We’ve heard it being discussed for several years – a more streamlined, simplified and technologically advanced airport security checkpoint process. This past Monday, TSA unveiled the first version of its “Checkpoint Evolution,” designed to lower passenger agitation, increase passenger throughput and improve security by allowing TSO’s to better observe the public.
There is much to like about TSA’s concept thus far – such as more fully integrating TSO’s into the checkpoint process, the introduction of new technologies, and an intense focus on the passenger experience – but an immediate question goes to the foot-print of this new checkpoint. It’s questionable whether there is sufficient room at enough large airport checkpoints to really make an impact. Virtually all airports have space constrained checkpoints and will be hard pressed to implement the various aspects of TSA’s vision.
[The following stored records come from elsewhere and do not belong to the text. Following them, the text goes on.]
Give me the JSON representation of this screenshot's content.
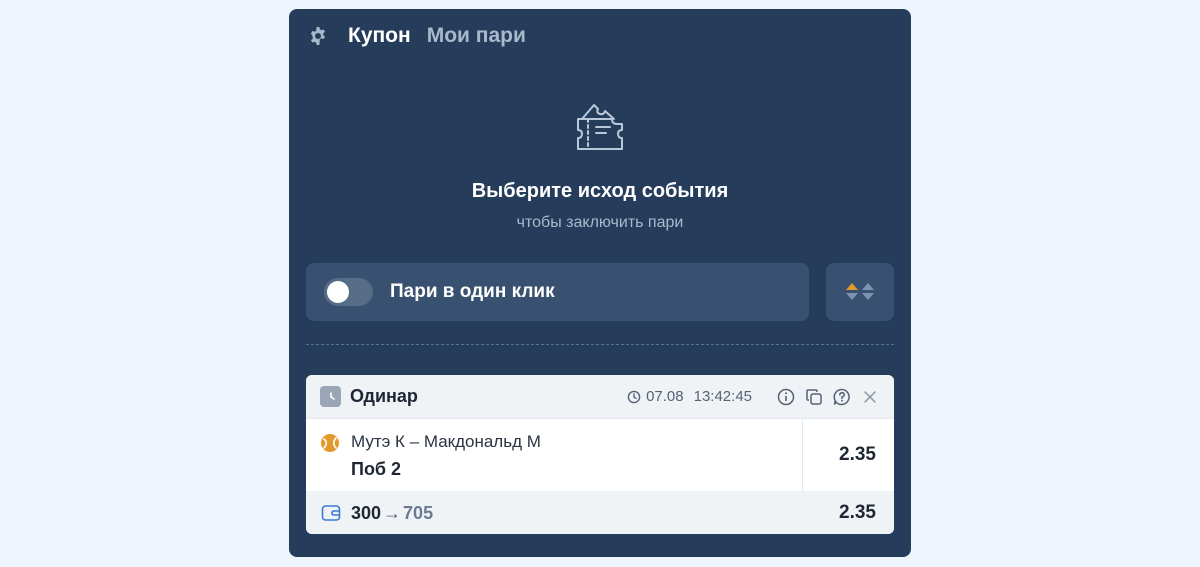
{
  "header": {
    "tabs": [
      {
        "label": "Купон",
        "active": true
      },
      {
        "label": "Мои пари",
        "active": false
      }
    ]
  },
  "empty_state": {
    "title": "Выберите исход события",
    "subtitle": "чтобы заключить пари"
  },
  "one_click": {
    "label": "Пари в один клик",
    "enabled": false
  },
  "coupon": {
    "type": "Одинар",
    "date": "07.08",
    "time": "13:42:45",
    "event": {
      "match": "Мутэ К – Макдональд М",
      "outcome": "Поб 2",
      "odds": "2.35"
    },
    "stake": "300",
    "arrow": "→",
    "payout": "705",
    "total_odds": "2.35"
  },
  "colors": {
    "panel_bg": "#253d5b",
    "accent_orange": "#e39a2c",
    "page_bg": "#eef4fc"
  },
  "icons": [
    "gear-icon",
    "ticket-icon",
    "sort-arrows-icon",
    "clock-icon",
    "info-icon",
    "copy-icon",
    "help-icon",
    "close-icon",
    "tennis-ball-icon",
    "wallet-icon"
  ]
}
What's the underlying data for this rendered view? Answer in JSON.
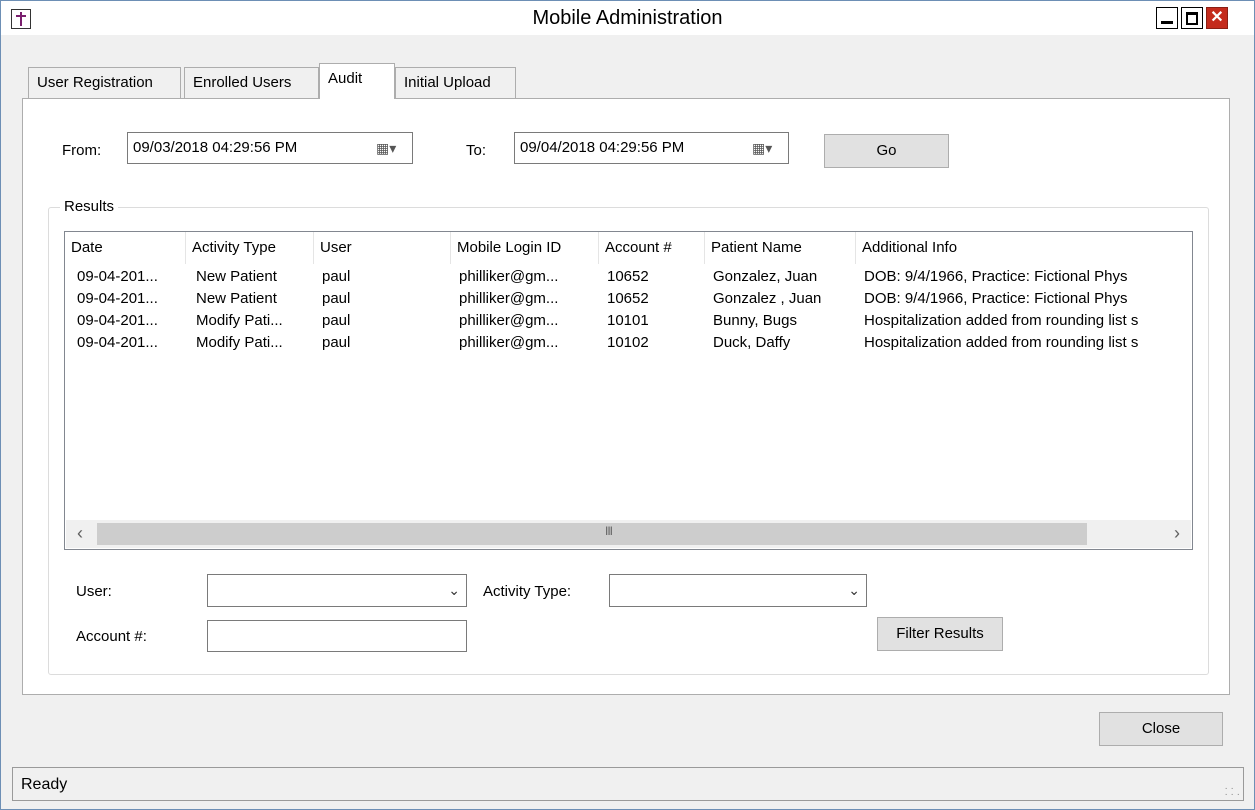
{
  "window": {
    "title": "Mobile Administration",
    "close_glyph": "✕"
  },
  "tabs": [
    "User Registration",
    "Enrolled Users",
    "Audit",
    "Initial Upload"
  ],
  "date_range": {
    "from_label": "From:",
    "from_value": "09/03/2018 04:29:56 PM",
    "to_label": "To:",
    "to_value": "09/04/2018 04:29:56 PM",
    "go_label": "Go"
  },
  "results": {
    "group_title": "Results",
    "columns": [
      "Date",
      "Activity Type",
      "User",
      "Mobile Login ID",
      "Account #",
      "Patient Name",
      "Additional Info"
    ],
    "rows": [
      [
        "09-04-201...",
        "New Patient",
        "paul",
        "philliker@gm...",
        "10652",
        "Gonzalez, Juan",
        "DOB: 9/4/1966, Practice: Fictional Phys"
      ],
      [
        "09-04-201...",
        "New Patient",
        "paul",
        "philliker@gm...",
        "10652",
        "Gonzalez , Juan",
        "DOB: 9/4/1966, Practice: Fictional Phys"
      ],
      [
        "09-04-201...",
        "Modify Pati...",
        "paul",
        "philliker@gm...",
        "10101",
        "Bunny, Bugs",
        "Hospitalization added from rounding list s"
      ],
      [
        "09-04-201...",
        "Modify Pati...",
        "paul",
        "philliker@gm...",
        "10102",
        "Duck, Daffy",
        "Hospitalization added from rounding list s"
      ]
    ],
    "scroll_grip": "III"
  },
  "filters": {
    "user_label": "User:",
    "user_value": "",
    "activity_label": "Activity Type:",
    "activity_value": "",
    "account_label": "Account #:",
    "account_value": "",
    "filter_button": "Filter Results"
  },
  "close_button": "Close",
  "status_text": "Ready"
}
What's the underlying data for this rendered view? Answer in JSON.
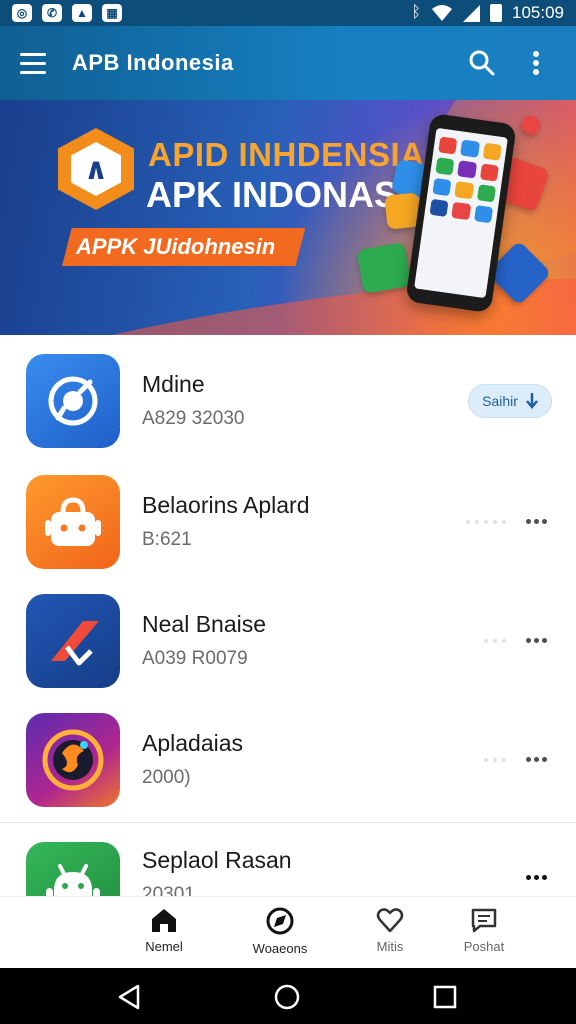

In addition, there are several areas that deserve ongoing consideration. First, the advancements in technology presented are not monumental advancements, but rather incremental improvements. There are a variety of other proven checkpoint technologies that TSA should continue to evaluate, pilot and incorporate into alternative “Checkpoint Evolution” designs moving forward. What better way to keep the terrorists guessing than to introduce multiple versions of the checkpoint with various technologies.
Second, none of the major passenger hassles at the checkpoint are addressed – removing your laptops from your carry-on baggage, taking off your shoes and removing your outer- coat. Allowing passengers to forgo any one of these requirements would go a long way toward restoring passenger confidence in TSA. Again, this goes back to testing and deploying more advanced technology.
Third, the lack of any mention of TSA’s Registered Traveler program or its biometric processes is puzzling. While not one of TSA’s favorite programs, it clearly has appeal to the traveling public and deserves some acknowledgment when discussing future concepts of the checkpoint.
Finally, who pays for these improvements? TSA has indicated that while it designed this new checkpoint concept, it will not pay for airports to adopt it. Instead, airports and airlines will have to pay for the lights, soundtracks, counters, and other non-technology features. TSA will only pay for the security equipment, screener headsets and possibly bin-return machines. The prospect of getting airports to pay for it (almost assuredly at the expense of airlines) is not an attractive prospect.
So while we are all digesting TSA’s first version of its “Checkpoint Evolution,” we should all keep in mind that the devil is in the details that are yet to come.